Untuk melampuai pemaknaan eksoterik tersebut, kita perlu melakukan interpretatio historica dan interpretatio philosophica untuk mengungkap sejarah dan filosofi puasa. Puasa bukanlah ritual yang baru bagi umat Islam. Umat-umat sebelumnya juga diwajibkan berpuasa. Perintah puasa dalam teks agama yang senantiasa turun disertai iming-iming surga terkesan lumrah adanya, sebab al-Quran turun untuk menusia yang memiliki kecenderungan materialistik. Ibadah pun dianalogikan bagaikan transaksi perdagangan antara Tuhan dan hamba-Nya. Analogi tersebut tidak terlepas dari setting sosio-ekonomi Arab yang pada saat itu merupakan pusat perdagangan. Masyarakat Arab Jahiliyah sangat materialistis sehingga pola ibadah pun bersifat transaksionis.

Dalam pandangan para filosof seperti Ibn Sina dan Ibn Rusyd, teks agama turun menggunakan gaya bahasa retorik (khitab bayani) yang menyesuaikan kondisi psikologis umatnya. Dengan demikian wajar apabila teks-teks agama, tak terkecuali perintah puasa, turun menyesuaikan kondisi psikologis orang Arab Jahiliyah yang transaksionis. Al-Farabi pun akhirnya menyimpulkan bahwa teks agama secara literal adalah untuk orang awam, namun makna di baliknya adalah konsumsi orang khusus; para filosof.

Kecenderungan transaksionis dalam berpuasa ini pada periode berikutnya coba dilampaui oleh Ali bin Abi Thalib dan sahabat lainnya. Ali bin Abi Thalib secara filosofis berkata bahwa ibadah ada tiga level; 1) ibadah karena mengharapkan surga adalah ibadahnya pedagang (ibadah al-tujar); 2) ibadah karena takut siksa neraka adalah ibadahnya para budak (ibadah al-abdi); dan 3) ibadah karena syukur dan cinta Allah adalah ibadahnya orang-orang merdeka (ibadah al-ahrar). Pengandaian filosofis ini pada periode belakangan menginspirasi Rabiah Adawiyah dan para mistikus cinta untuk tidak beribadah kecuali demi ingin mendapatkan ridha dari sang Kekasih; Tuhan.

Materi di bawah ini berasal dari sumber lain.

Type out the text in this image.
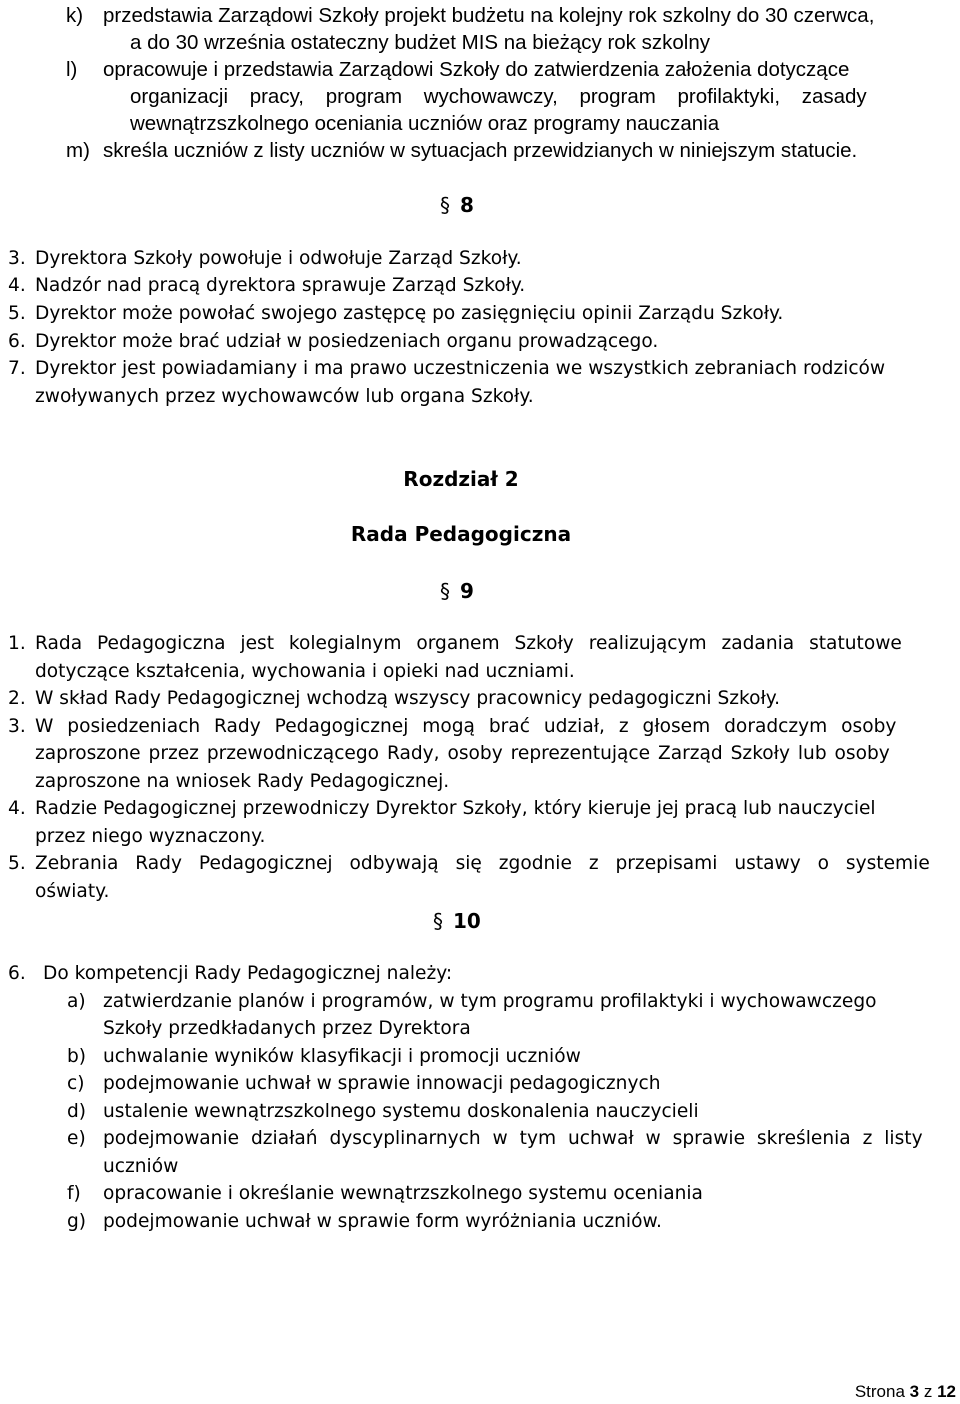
k) przedstawia Zarządowi Szkoły projekt budżetu na kolejny rok szkolny do 30 czerwca,
a do 30 września ostateczny budżet MIS na bieżący rok szkolny
l) opracowuje i przedstawia Zarządowi Szkoły do zatwierdzenia założenia dotyczące
organizacji pracy, program wychowawczy, program profilaktyki, zasady
wewnątrzszkolnego oceniania uczniów oraz programy nauczania
m) skreśla uczniów z listy uczniów w sytuacjach przewidzianych w niniejszym statucie.
§ 8
3. Dyrektora Szkoły powołuje i odwołuje Zarząd Szkoły.
4. Nadzór nad pracą dyrektora sprawuje Zarząd Szkoły.
5. Dyrektor może powołać swojego zastępcę po zasięgnięciu opinii Zarządu Szkoły.
6. Dyrektor może brać udział w posiedzeniach organu prowadzącego.
7. Dyrektor jest powiadamiany i ma prawo uczestniczenia we wszystkich zebraniach rodziców
zwoływanych przez wychowawców lub organa Szkoły.
Rozdział 2
Rada Pedagogiczna
§ 9
1. Rada Pedagogiczna jest kolegialnym organem Szkoły realizującym zadania statutowe
dotyczące kształcenia, wychowania i opieki nad uczniami.
2. W skład Rady Pedagogicznej wchodzą wszyscy pracownicy pedagogiczni Szkoły.
3. W posiedzeniach Rady Pedagogicznej mogą brać udział, z głosem doradczym osoby
zaproszone przez przewodniczącego Rady, osoby reprezentujące Zarząd Szkoły lub osoby
zaproszone na wniosek Rady Pedagogicznej.
4. Radzie Pedagogicznej przewodniczy Dyrektor Szkoły, który kieruje jej pracą lub nauczyciel
przez niego wyznaczony.
5. Zebrania Rady Pedagogicznej odbywają się zgodnie z przepisami ustawy o systemie
oświaty.
§ 10
6. Do kompetencji Rady Pedagogicznej należy:
a) zatwierdzanie planów i programów, w tym programu profilaktyki i wychowawczego
Szkoły przedkładanych przez Dyrektora
b) uchwalanie wyników klasyfikacji i promocji uczniów
c) podejmowanie uchwał w sprawie innowacji pedagogicznych
d) ustalenie wewnątrzszkolnego systemu doskonalenia nauczycieli
e) podejmowanie działań dyscyplinarnych w tym uchwał w sprawie skreślenia z listy
uczniów
f) opracowanie i określanie wewnątrzszkolnego systemu oceniania
g) podejmowanie uchwał w sprawie form wyróżniania uczniów.
Strona 3 z 12
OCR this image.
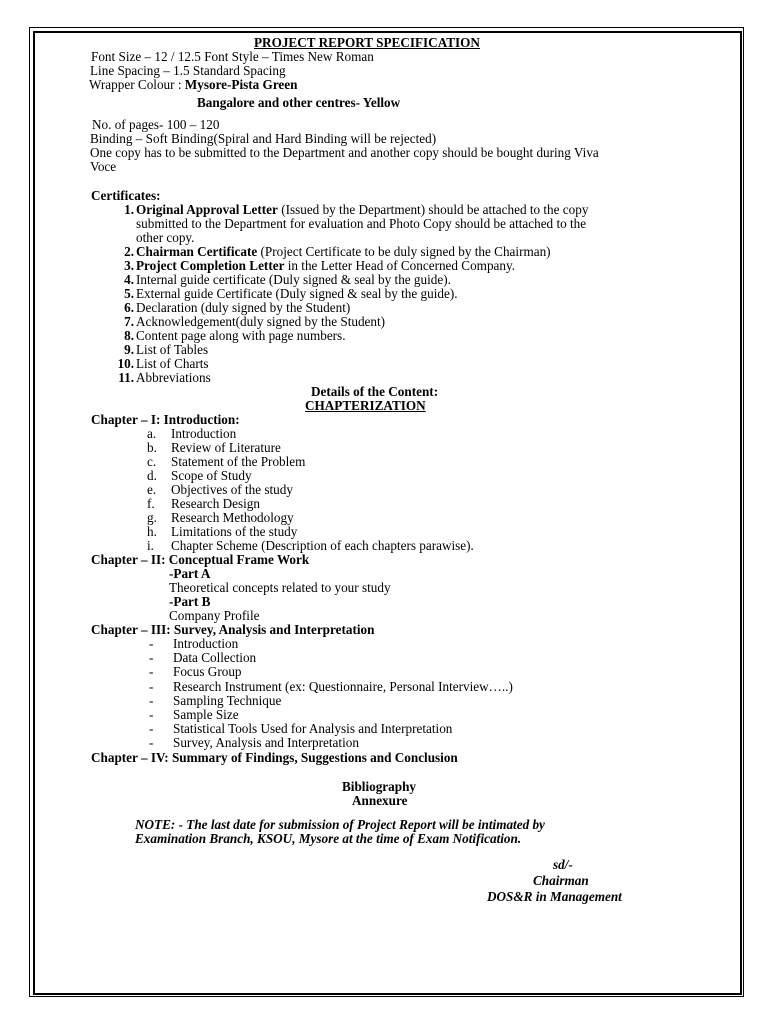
PROJECT REPORT SPECIFICATION
Font Size – 12 / 12.5 Font Style – Times New Roman
Line Spacing – 1.5 Standard Spacing
Wrapper Colour : Mysore-Pista Green
Bangalore and other centres- Yellow
No. of pages- 100 – 120
Binding – Soft Binding(Spiral and Hard Binding will be rejected)
One copy has to be submitted to the Department and another copy should be bought during Viva
Voce
Certificates:
1. Original Approval Letter (Issued by the Department) should be attached to the copy
submitted to the Department for evaluation and Photo Copy should be attached to the
other copy.
2. Chairman Certificate (Project Certificate to be duly signed by the Chairman)
3. Project Completion Letter in the Letter Head of Concerned Company.
4. Internal guide certificate (Duly signed & seal by the guide).
5. External guide Certificate (Duly signed & seal by the guide).
6. Declaration (duly signed by the Student)
7. Acknowledgement(duly signed by the Student)
8. Content page along with page numbers.
9. List of Tables
10. List of Charts
11. Abbreviations
Details of the Content:
CHAPTERIZATION
Chapter – I: Introduction:
a. Introduction
b. Review of Literature
c. Statement of the Problem
d. Scope of Study
e. Objectives of the study
f. Research Design
g. Research Methodology
h. Limitations of the study
i. Chapter Scheme (Description of each chapters parawise).
Chapter – II: Conceptual Frame Work
-Part A
Theoretical concepts related to your study
-Part B
Company Profile
Chapter – III: Survey, Analysis and Interpretation
- Introduction
- Data Collection
- Focus Group
- Research Instrument (ex: Questionnaire, Personal Interview…..)
- Sampling Technique
- Sample Size
- Statistical Tools Used for Analysis and Interpretation
- Survey, Analysis and Interpretation
Chapter – IV: Summary of Findings, Suggestions and Conclusion
Bibliography
Annexure
NOTE: - The last date for submission of Project Report will be intimated by
Examination Branch, KSOU, Mysore at the time of Exam Notification.
sd/-
Chairman
DOS&R in Management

Statemen Ali bin Abi Thalib tersebut merupakan cermin visi teologi pembebasan ibadah puasa. Pada dasarnya puasa bukan hanya sekadar meninggalkan makan dan minum belaka, tetapi merupakan upaya pembebasan manusia dari segala jenis perbudakan diri sendiri karena manusia sering diperbudak oleh keinginan-keinginan hewaninya. Atas dasar alasan inilah maka puasa disejajarkan dengan memerdekakan budak. Dalam sejumlah firman Tuhan, denda-denda atas sejumlah pelanggaran hukum dapat ditebus dengan puasa atau memerdekakan budak.

Teologi pembebasan puasa juga mengusung spirit solidaritas sosial. Orang-orang yang kaya diharuskan menahan lapar dan haus sehingga dapat merasakan getirnya kehidupan kaum proletar yang berada di bawah garis kemiskinan. Puasa merupakan pelecut umat muslimin untuk berbagi dan menyayangi sesama manusia. Namun ironisnya, visi humanis ini tidak sejalan dengan realitas di lapangan dimana banyak sekali orang Islam yang asosial dan secara sadar melakukan tindakan dehumanisasi. Koruptor di negeri ini kebanyakan orang Islam. Para pengacau keamanan dan pelaku kekerasan agama yang destruktif belakangan ini juga orang Islam. Lapar yang seharusnya membuat manusia sabar mengontrol sifat hewani justru mendorong koruptor menyantap uang negara. Haus yang seharusnya membuat orang menjadi peduli fakir miskin justru menyulut kemarahan teroris yang haus darah. Lalu dimanakah puasa memainkan peran sosialis-humanisnya? Kenapa puasa yang penuh lapar dan dahaga justru memunculkan para drakula?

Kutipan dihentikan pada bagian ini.